Deteriorating US finances and rising interest costs could prove a major risk if the Defense Budget ends up on the chopping block. Generally, the increased threat environment should mitigate this, but predictability is low inside the Beltway these days. However, current Defense Budget priorities align well with Raytheon’s strengths.
The twin tailwinds of increased foreign and domestic defense spending on a generational level mitigate many typical risks on the defense side of the business.
Conclusion
Raytheon is coming off a very strong year, their sales grew 11% organically. This is very fast for a mature defense giant. They have a record backlog of 196 billion dollars. The company has proven capable of executing on the backlog, other than the key risks I mentioned above which the market understands well, the company has been executing on resolving supply chain issues admirably. This bodes well for the firm being able to deliver on this record backlog. As I mentioned earlier, 60% of that massive backlog will come to fruition in the next two years.

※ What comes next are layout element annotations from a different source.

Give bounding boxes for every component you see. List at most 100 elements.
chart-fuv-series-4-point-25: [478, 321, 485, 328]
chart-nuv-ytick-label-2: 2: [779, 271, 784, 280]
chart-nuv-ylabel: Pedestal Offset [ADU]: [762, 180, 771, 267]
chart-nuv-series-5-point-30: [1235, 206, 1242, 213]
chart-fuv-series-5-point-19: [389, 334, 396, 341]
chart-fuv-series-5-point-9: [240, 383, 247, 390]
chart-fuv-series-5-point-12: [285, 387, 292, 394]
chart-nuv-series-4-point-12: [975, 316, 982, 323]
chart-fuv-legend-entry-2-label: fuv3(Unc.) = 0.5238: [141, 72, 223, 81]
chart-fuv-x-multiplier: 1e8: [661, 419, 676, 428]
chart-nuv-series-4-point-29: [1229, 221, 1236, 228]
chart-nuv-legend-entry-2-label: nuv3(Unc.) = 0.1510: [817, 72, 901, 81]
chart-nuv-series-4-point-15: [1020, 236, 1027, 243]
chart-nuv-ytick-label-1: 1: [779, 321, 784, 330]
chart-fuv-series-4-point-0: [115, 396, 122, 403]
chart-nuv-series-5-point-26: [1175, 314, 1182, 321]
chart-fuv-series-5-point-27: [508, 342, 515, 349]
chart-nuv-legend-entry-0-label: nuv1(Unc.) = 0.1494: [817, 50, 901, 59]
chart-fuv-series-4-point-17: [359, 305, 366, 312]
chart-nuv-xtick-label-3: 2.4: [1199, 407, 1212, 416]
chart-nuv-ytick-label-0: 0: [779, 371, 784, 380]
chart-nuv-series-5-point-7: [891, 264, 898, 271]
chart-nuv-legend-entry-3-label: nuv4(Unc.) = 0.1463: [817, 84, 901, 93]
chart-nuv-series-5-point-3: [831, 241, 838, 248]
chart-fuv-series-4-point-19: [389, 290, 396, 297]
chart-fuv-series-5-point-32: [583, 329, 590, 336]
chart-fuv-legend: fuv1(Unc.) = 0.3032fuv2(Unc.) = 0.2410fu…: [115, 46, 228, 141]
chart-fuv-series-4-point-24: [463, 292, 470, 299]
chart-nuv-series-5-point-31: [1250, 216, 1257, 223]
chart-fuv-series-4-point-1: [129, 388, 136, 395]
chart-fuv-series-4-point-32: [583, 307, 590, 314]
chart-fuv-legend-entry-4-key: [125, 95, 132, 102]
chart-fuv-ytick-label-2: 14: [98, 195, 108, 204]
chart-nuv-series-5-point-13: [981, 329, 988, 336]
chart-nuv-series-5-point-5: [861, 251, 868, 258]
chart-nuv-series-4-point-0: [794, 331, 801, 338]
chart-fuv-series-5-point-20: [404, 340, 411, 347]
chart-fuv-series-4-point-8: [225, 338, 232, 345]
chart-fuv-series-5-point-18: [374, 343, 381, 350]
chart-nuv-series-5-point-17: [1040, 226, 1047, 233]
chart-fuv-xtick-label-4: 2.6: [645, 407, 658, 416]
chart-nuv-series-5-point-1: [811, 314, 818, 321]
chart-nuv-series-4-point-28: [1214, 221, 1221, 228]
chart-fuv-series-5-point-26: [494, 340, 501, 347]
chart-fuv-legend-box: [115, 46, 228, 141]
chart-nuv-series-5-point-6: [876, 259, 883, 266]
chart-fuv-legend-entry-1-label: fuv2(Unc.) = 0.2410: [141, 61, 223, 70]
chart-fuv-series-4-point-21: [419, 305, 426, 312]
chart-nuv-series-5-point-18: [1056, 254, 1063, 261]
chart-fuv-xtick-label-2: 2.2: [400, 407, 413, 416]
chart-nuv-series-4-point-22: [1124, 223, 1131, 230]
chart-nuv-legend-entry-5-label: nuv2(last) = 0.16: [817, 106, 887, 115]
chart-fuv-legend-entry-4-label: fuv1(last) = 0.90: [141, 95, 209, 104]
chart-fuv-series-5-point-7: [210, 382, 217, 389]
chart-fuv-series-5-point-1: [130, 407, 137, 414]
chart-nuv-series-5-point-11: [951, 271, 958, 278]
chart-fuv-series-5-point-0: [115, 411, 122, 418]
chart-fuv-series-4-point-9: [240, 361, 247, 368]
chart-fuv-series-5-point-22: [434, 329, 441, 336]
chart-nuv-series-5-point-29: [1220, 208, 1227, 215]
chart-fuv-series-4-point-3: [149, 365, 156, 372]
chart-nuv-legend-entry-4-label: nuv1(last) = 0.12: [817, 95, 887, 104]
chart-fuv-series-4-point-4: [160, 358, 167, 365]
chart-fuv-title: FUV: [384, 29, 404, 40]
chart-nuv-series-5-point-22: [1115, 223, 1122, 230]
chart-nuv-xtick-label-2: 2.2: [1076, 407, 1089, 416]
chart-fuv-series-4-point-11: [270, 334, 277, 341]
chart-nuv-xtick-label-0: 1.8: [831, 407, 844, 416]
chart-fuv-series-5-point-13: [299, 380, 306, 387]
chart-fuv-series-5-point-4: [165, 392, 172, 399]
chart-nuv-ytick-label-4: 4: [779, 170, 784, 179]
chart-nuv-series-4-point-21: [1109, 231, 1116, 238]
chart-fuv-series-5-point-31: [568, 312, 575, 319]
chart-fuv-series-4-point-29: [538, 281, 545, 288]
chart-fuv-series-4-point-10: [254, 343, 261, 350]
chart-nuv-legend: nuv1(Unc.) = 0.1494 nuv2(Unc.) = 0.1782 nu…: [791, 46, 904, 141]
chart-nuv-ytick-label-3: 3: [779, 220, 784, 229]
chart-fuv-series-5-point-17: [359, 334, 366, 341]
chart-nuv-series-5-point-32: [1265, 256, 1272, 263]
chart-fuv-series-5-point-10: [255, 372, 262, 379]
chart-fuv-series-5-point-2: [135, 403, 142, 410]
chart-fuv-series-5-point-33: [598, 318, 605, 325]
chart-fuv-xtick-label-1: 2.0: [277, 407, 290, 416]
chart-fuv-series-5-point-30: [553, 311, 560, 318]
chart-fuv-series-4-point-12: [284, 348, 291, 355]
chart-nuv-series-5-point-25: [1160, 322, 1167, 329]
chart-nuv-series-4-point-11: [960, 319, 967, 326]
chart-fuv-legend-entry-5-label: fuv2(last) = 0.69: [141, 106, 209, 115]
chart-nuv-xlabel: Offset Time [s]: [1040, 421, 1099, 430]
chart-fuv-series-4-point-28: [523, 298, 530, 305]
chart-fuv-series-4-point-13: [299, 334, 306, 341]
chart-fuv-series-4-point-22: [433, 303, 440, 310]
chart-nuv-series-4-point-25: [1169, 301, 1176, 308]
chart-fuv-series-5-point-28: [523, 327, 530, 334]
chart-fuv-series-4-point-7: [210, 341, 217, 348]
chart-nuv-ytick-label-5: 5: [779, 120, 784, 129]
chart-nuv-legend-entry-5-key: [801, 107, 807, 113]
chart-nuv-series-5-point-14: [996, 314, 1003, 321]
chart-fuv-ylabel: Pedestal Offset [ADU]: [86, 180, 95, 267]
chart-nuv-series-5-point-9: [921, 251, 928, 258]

The firm is experiencing strength across all of its segments, and the commercial aerospace segment will likely have potential for upside because of continued economic strength in the United States and the continued resolution of the engine issue. 2024 will have some difficult comps, but 2025 looks like it will be a very strong year across all metrics. Remember, this stock is a mature lynchpin of the US Defense Industry. You’re not just owning a company, you’re owning a team that moved heaven and earth to get air defense up in Ukraine, saving countless lives.
A high-intensity conflict like the one unfolding in Ukraine is particularly advantageous for defense manufacturers because equipment, not personnel, is the primary deficiency in foreign militaries (although some could be said to suffer from shortages of both). But the point is, that the currents of new defense spending in response to the Russian threat in Europe and the Chinese threat in Taiwan heavily favor Raytheon’s strengths. The unique simultaneous strength in defense and commercial aerospace makes this firm simply able to grow better than the competition, in my estimation.
The changing nature of geopolitical relations and the degradation of international peace is never a good thing and never something that should be wished for. But when it does occur, it makes us realize how lucky we are to have the capable Americans working in our Aerospace & Defense sector. Both when we fly, and when we face adversaries directly or indirectly, we are immeasurably better off because of their intelligence, hard work, and priceless contributions.
One of the things that is resilient about the Raytheon thesis is that it is not dependent on the War in Ukraine or other active conflicts continuing. The momentum of conflict and Great Power standoff has become such that if the conflict in Ukraine ends and becomes frozen, it may even increase demand for Raytheton’s systems. The likeliest outcome is that any peace that materializes will be marked by frantic re-armament.